STREET LIGHTING

STREET LIGHTING. In 1846 the Cleveland Gas Light & Coke Co. was organized, spelling the end for oil-fired lamps, which were noted by publications of the time to be in for their "final trimming." However, little real progress was made with gas development until the end of the decade, when the gas manufacturing company acquired new management. By 1849, however, smoky oil-filled streetlamps were being replaced with gaslights in downtown Cleveland. By December of that year, gaslights could be seen on Superior from the river to Erie (E. 9th) St., on PUBLIC SQUARE, and on Water (W. 9th), Merwin, and Bank (W. 6th) streets. The Cleveland TRUE DEMOCRAT reported that the "new gas lights give everywhere a social air, and people move about as if there were no more trouble from darkness and the evils thereof." By 1850 some 50 gaslights were in place on Superior and River (W. 11th NW) streets. Streetlamps typically would be kept on until midnight, except on moonlit nights. The west side remained without gaslights apparently until 1867, when the Peoples Gas Light Co. brought them gas lighting.

Gaslights prevailed as streetlighting equipment in Cleveland until 1879. Following the initial use of Brush arc lighting in clothing and other retail establishments in Boston and Philadelphia in 1878, in Apr. 1879 CHAS. F. BRUSH, then associated with the Cleveland Telegraph Supply Co., constructed 12 lamps of 2,000 candlepower, on ornate 150' standards erected on Public Square. Subsequently the city council contracted for the arc lighting of Public Square and adjacent streets for an amount not to exceed $1,348.95 annually. Soon Brush arc lights began to appear on downtown Cleveland streets. In 1881 Brush and associates purchased the Cleveland Telegraph Supply Co. and formed the Brush Electric Co. to capitalize on his dynamos, arc lights, and related equipment. A central power station was erected at Ontario and St. Clair streets, and wires began to appear on street poles, making Cleveland a pioneer city in the electric lighting of city streets. Brush lamps were also installed in other cities, such as New York, Montreal, Boston, Philadelphia, Baltimore, and San Francisco. In 1892 the CLEVELAND ELECTRIC ILLUMINATING CO. was established, combining Brush Electric Light & Power with the Cleveland Electric Light Co., which was lighting downtown stores. The new company began installing more easily managed Edison incandescent lighting equipment, and soon the Brush arc-light masts were dismantled. The next several decades witnessed improvements in incandescent street lights and their expanded distribution. CEI acquired a competitor in 1914 with the building of a municipal light plant along the lakefront at E. 53rd St.

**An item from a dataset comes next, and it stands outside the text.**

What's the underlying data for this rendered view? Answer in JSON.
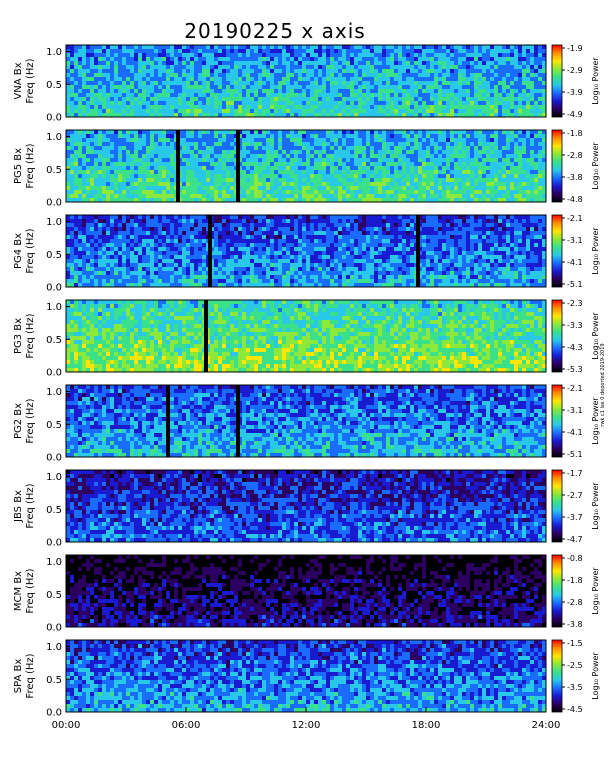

Decades later, new streetlighting innovations emerged with such types as sodium-vapor lighting and monochromatic types, which offered all-weather visibility on busy, urban streets. In the 1980s few incandescent lights remained on Cleveland's streets; new installations were predominantly either mercury vapor or high-pressure sodium lamps. In 1986 there were approx. 52,000 streetlamps in Cleveland. Of these, CEI operated about 24,000 with the remaining 28,000 under the jurisdiction of the municipal light company. Where both CEI and the municipal company (MUNY, or, more recently, Cleveland Public Power) had street poles, MUNY erected the street lighting. CEI installed lights on streets where it owned the poles, but when MUNY installed new street poles, MUNY replaced CEI lights.